I scan for oil on the water - the fishermen tell us that it is still out there, both on the surface and in giant subsurface plumes, while the government and BP assure us that it is mostly gone. Earlier in the flight, we passed several coastal islands with clear rings of oil blackening their edges and miles of yellow- and orange-colored oil boom drifting in the surf.

However, now that we are out over the open ocean, there is no oil to be seen.

I think about the marshlands we passed over at the start of the trip. The Mississippi Delta marshlands are the most extensive marshlands in North America, providing critical habitat for more than 100 million birds, a nursery for sea life, and a buffer for coastal communities against increasingly fierce hurricanes … and they are slowly sinking into the ocean before our eyes.

Levees and water diversion structures on the Mississippi River have destroyed the river's natural hydrology and prevent the flow of nutrient-rich sediment into the delta. Countless miles of canals dredged through the marshes for navigation and oil and gas extraction have allowed saltwater to flow into the marshlands, killing vegetation.

The combination has allowed the ocean to gradually inundate the marshes, turning a vast sea of grass into open water. More than 2,300 square miles of marshland have been lost since 1930 - an area the size of a football field is lost every 40 minutes.

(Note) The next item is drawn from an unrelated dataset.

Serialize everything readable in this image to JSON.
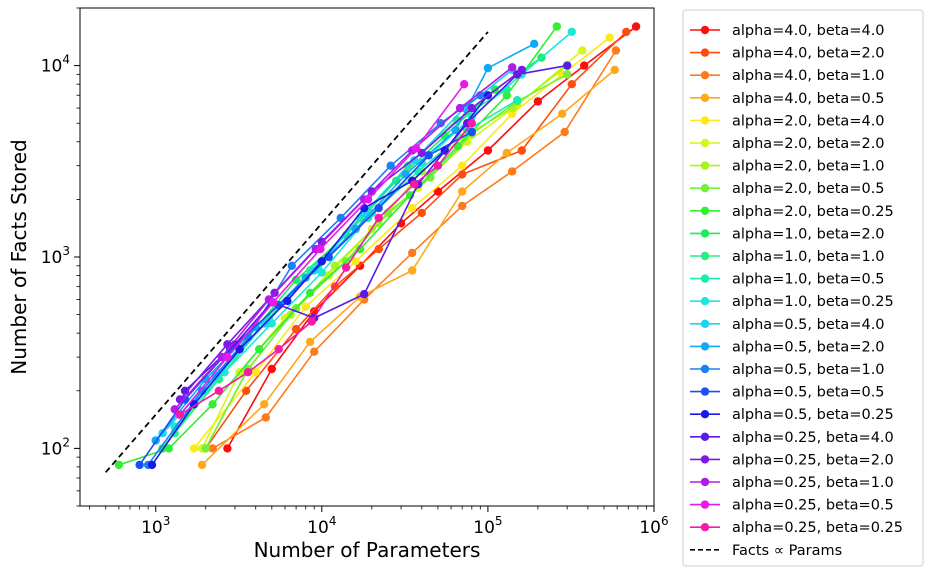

As devastating as the oil spill has been, it is really just one more insult on top of the astounding devastation we have already wreaked on this landscape.

The flat ocean and my thoughts are suddenly disrupted by a flotilla of vessels rising out of the hazy grayness: Large tankers, ships with cranes and landing pads, support and supply vessels, research vessels and two new oil-drilling rigs - the ones that eventually stopped the hemorrhaging. By my count there were at least 29 ships scattered about the isolated seascape. It is expected, but somehow shocking none the less.

Ghoulish sideshow

The media on the far side of the helicopter release themselves from their seats and we crowd around the tiny windows on the port side of the chopper with cameras clicking as the helicopter slowly circles the site three times. We came here to bear witness and to bring back lessons, but it feels also like we have become part of a ghoulish sideshow - extras in the carefully scripted BP/U.S. Government Response Circus. We burned more than 400 gallons of oil to fly here this morning and our federal and BP hosts can't even tell us what the various ships and rigs are there to do. It is spectacle masquerading as transparency.

Someday soon, all these ships will be gone. I wonder how we will memorialize the deaths, human and non-human, associated with the Deepwater Horizon.

Will it be through real accountability and real change? Are we ready yet to sit a BP president or CEO in a jail cell? To pass and enforce real regulations to prevent these types of events from occurring again? To break up the unholy strategic command structure that allows a company that killed its employees and poisoned our planet to help oversee the response? To begin the daunting work of restoring the Gulf Coast? Of weaning ourselves from fossil fuels?

Or will we simply continue the charade of insipid political posturing, paying hollow homage in 400-gallon helicopter tourist flyovers?

Two days after our visit to the Deepwater Horizon, the Obama administration announced that it was considering lifting the moratorium on deep-water drilling in the Gulf.

We have been here before. Will we allow it to happen again?

Bob Sallinger, conservation director of the Audubon Society of Portland, is one of 24 PDX 2 Gulf Coast team members who visited the Gulf Coast this month.